Dimension estimation in PCA model using high-dimensional data augmentation
Una Radojicic, Joni Virta
TL;DR
The paper tackles latent-dimension estimation in PCA under high-dimensional data by first analyzing predictor augmentation and showing that the original approach can be inconsistent when both data and augmentation dimensions grow with the sample size. It then proposes a high-dimensional predictor augmentation (HDPA) that debiases spike eigenvalues from the original data, adjusts eigenvector-norm information, and identifies the latent dimension by a jump in a carefully constructed criterion, proving consistency under mild conditions.
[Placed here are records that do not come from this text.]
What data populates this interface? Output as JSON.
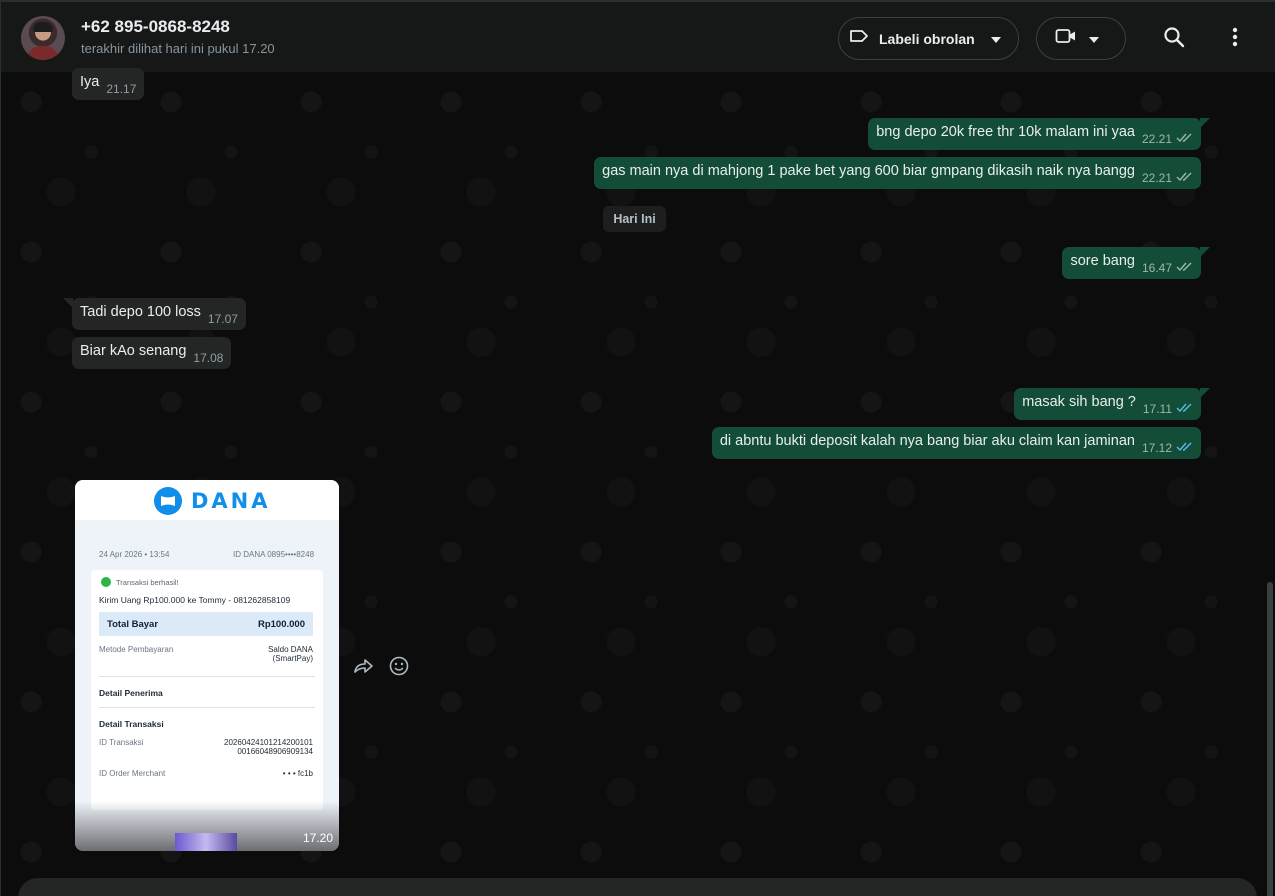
{
  "header": {
    "contact_name": "+62 895-0868-8248",
    "last_seen": "terakhir dilihat hari ini pukul 17.20",
    "label_button": "Labeli obrolan",
    "icons": [
      "tag-icon",
      "chevron-down-icon",
      "video-call-icon",
      "search-icon",
      "more-vert-icon"
    ]
  },
  "day_divider": "Hari Ini",
  "messages": [
    {
      "dir": "in",
      "text": "Iya",
      "time": "21.17"
    },
    {
      "dir": "out",
      "text": "bng depo 20k free thr 10k malam ini yaa",
      "time": "22.21",
      "status": "read-grey"
    },
    {
      "dir": "out",
      "text": "gas main nya di mahjong 1 pake bet yang 600 biar gmpang dikasih naik nya bangg",
      "time": "22.21",
      "status": "read-grey"
    },
    {
      "dir": "out",
      "text": "sore bang",
      "time": "16.47",
      "status": "read-grey"
    },
    {
      "dir": "in",
      "text": "Tadi depo 100 loss",
      "time": "17.07"
    },
    {
      "dir": "in",
      "text": "Biar kAo senang",
      "time": "17.08"
    },
    {
      "dir": "out",
      "text": "masak sih bang ?",
      "time": "17.11",
      "status": "read-blue"
    },
    {
      "dir": "out",
      "text": "di abntu bukti deposit kalah nya bang biar aku claim kan jaminan",
      "time": "17.12",
      "status": "read-blue"
    }
  ],
  "image_message": {
    "time": "17.20",
    "receipt": {
      "brand": "DANA",
      "date": "24 Apr 2026 • 13:54",
      "account_id": "ID DANA 0895••••8248",
      "status": "Transaksi berhasil!",
      "title": "Kirim Uang Rp100.000 ke Tommy - 081262858109",
      "total_label": "Total Bayar",
      "total_value": "Rp100.000",
      "method_label": "Metode Pembayaran",
      "method_value_1": "Saldo DANA",
      "method_value_2": "(SmartPay)",
      "recipient_section": "Detail Penerima",
      "transaction_section": "Detail Transaksi",
      "trx_id_label": "ID Transaksi",
      "trx_id_value_1": "20260424101214200101",
      "trx_id_value_2": "00166048906909134",
      "order_label": "ID Order Merchant",
      "order_value": "• • • fc1b"
    }
  },
  "colors": {
    "outgoing_bubble": "#144d37",
    "incoming_bubble": "#242626",
    "read_tick_blue": "#53bdeb",
    "background": "#0c0c0c"
  }
}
The authors provide theoretical results on the limits of augmented-eigenstructure in high dimensions and illustrate that, unlike the original method, HDPA remains reliable across a broad range of $\gamma_p$ and $\gamma_r$ regimes. Simulations demonstrate substantial improvements over competing methods, including robustness to non-Gaussian data, and practical guidance for noise-variance estimation and augmentation tuning.
Abstract
We propose a modified, high-dimensional version of a recent dimension estimation procedure that determines the dimension via the introduction of augmented noise variables into the data. Our asymptotic results show that the proposal is consistent in wide high-dimensional scenarios, and further shed light on why the original method breaks down when the dimension of either the data or the augmentation becomes too large. Simulations are used to demonstrate the superiority of the proposal to competitors both under and outside of the theoretical model.